Christopher and Peres Meet This Afternoon

By Ron Pemstein (VOA-Jerusalem)

Secretary of State Warren Christopher meets today with Israeli Prime Minister Shimon Peres. The Israeli-Syrian talks are on the agenda.

Following the second round of American-mediated talks between Israel and Syria at a secluded site near Washington, the time has come to determine whether the forum should continue or instead, be postponed until after Israel conducts early elections.

The American position is that negotiations should continue whether or not elections are held here in May. Christopher will meet Peres here this afternoon to determine the next step.

Syria has given negative reports about the latest round of peace talks with Israel. Christopher meets President Hafez al-Assad in Damascus tomorrow. He will convey the Syrian leader's views back here Wednesday.

U.S. Won't Buy Israeli Drones

By David Gollust (VOA-Washington)

The US Defense Department says it has scrapped plans to buy more unmanned spy planes jointly developed by the US and Israel. The program would have been worth more than $4 billion to US and Israeli firms. Defense officials say the administration is ending production of the "Hunter" reconnaissance drone because of poor performance.

The Pentagon had spent nearly $700 million on the first 72 of the aircraft and ground equipment, produced jointly by Israel Aircraft Industries and the American aerospace firm TRW.

Had the program continued, the armed forces would have deployed about 400 of the planes at a cost of over $4 billion. But Defense Secretary William Perry says the Hunter was simply not competitive to a rival drone -- called the Predator -- which the US has used in gathering intelligence over Bosnia.

Pentagon officials say the cancellation was not a major setback to US/Israeli defense cooperation, and that the the decision does not reflect diminished US expectations for unmanned planes. A report earlier last week said pilotless aircraft will have a much greater role in both spy missions and combat in the US Air Force of the future.

Germany Cracks Down on Cyber Anti-Semitism

By Kyle King (VOA-Bonn)

German authorities have moved to block computer users from getting access to some information on the global computer Internet. In the latest effort, authorities forced a German computer network to cut service to parts of the Internet that are allegedly being used to spread anti-Semitic literature.

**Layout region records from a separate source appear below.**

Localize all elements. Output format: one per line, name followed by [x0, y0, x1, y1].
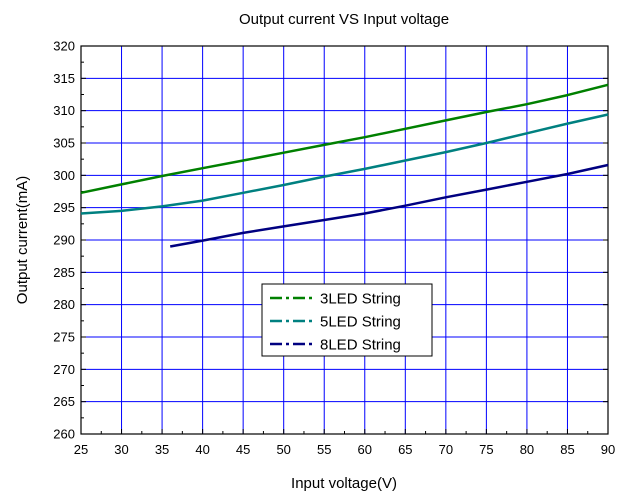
- y-tick-label: 315: [53, 71, 75, 86]
- y-tick-label: 295: [53, 200, 75, 215]
- x-tick-label: 30: [114, 442, 128, 457]
- x-tick-label: 35: [155, 442, 169, 457]
- x-tick-label: 50: [276, 442, 290, 457]
- y-tick-label: 285: [53, 265, 75, 280]
- x-tick-label: 85: [560, 442, 574, 457]
- chart-title: Output current VS Input voltage: [239, 11, 449, 28]
- series-line: [80, 83, 609, 195]
- x-tick-label: 60: [358, 442, 372, 457]
- x-axis-label: Input voltage(V): [291, 475, 397, 492]
- x-tick-label: 25: [74, 442, 88, 457]
- x-tick-label: 45: [236, 442, 250, 457]
- y-tick-label: 260: [53, 427, 75, 442]
- series-lines: [80, 83, 609, 248]
- x-tick-label: 40: [195, 442, 209, 457]
- y-tick-label: 320: [53, 39, 75, 54]
- y-tick-label: 305: [53, 136, 75, 151]
- series-line: [80, 113, 609, 215]
- x-tick-label: 55: [317, 442, 331, 457]
- legend-label: 5LED String: [320, 314, 401, 331]
- axis-ticks: 25 30 35 40 45 50 55 60 65 70 75 80 85 90 260 265 270 275…: [53, 39, 615, 458]
- y-tick-label: 265: [53, 394, 75, 409]
- x-tick-label: 75: [479, 442, 493, 457]
- legend-box: [261, 283, 433, 357]
- legend-label: 3LED String: [320, 291, 401, 308]
- y-tick-label: 290: [53, 233, 75, 248]
- y-tick-label: 280: [53, 297, 75, 312]
- y-tick-label: 270: [53, 362, 75, 377]
- x-tick-label: 65: [398, 442, 412, 457]
- x-tick-label: 70: [439, 442, 453, 457]
- y-tick-label: 310: [53, 103, 75, 118]
- y-tick-label: 275: [53, 330, 75, 345]
- x-tick-label: 90: [601, 442, 615, 457]
- x-tick-label: 80: [520, 442, 534, 457]
- y-axis-label: Output current(mA): [14, 176, 31, 304]
- legend: 3LED String 5LED String 8LED String: [261, 283, 433, 357]
- y-tick-label: 300: [53, 168, 75, 183]
- grid-lines: [81, 46, 608, 434]
- series-line: [169, 163, 609, 248]
- legend-label: 8LED String: [320, 337, 401, 354]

Last week, authorities forced T-Online to block its users from accessing parts of the Internet they say contain anti-Semitic and neo-Nazi literature.

German officials say they are trying to determine if they can hold computer service companies responsible for allowing the spread of banned neo-nazi writings.

Water May Cause Middle East War

By Francis Ronalds (VOA-Washington)

In electing Yasir Arafat as their president Jan. 21, Palestinians in Gaza and the West Bank took a major step toward full independence. But many specialists believe that sharing the water of the Jordan River basin will be every bit as important for the countries concerned.

Ismail Serageldin, the World Bank's vice president for environmentally sustainable development, has said "Many of the wars in this century were about oil, but wars of the next century will be over water."

Professor Tony Allan, of London University's School of Oriental and African Studies, believes that water should, wherever possible, be traded as a commodity, to prevent wasting it. Professor Franklin Fisher, director of the Institute for Social and Economic Policy in the Middle East at Harvard University, agrees. His institute, where specialists from Jordan, Israel and the Palestinian Autonomous Areas work together, has developed a computer model for a projected Jordan River Basin Water Authority:

"The principle recommendation is that the parties...Jordan, Israel and the Palestinian entity...should set what we call a system of trade in water permits. A water permit is the permission to use somebody else's water for some limited amount of time. Those permits would be traded at prices which are generated and at quantities which are generated by an agreed-upon version of our project's computer model. And there are very substantial gains from that kind of trade."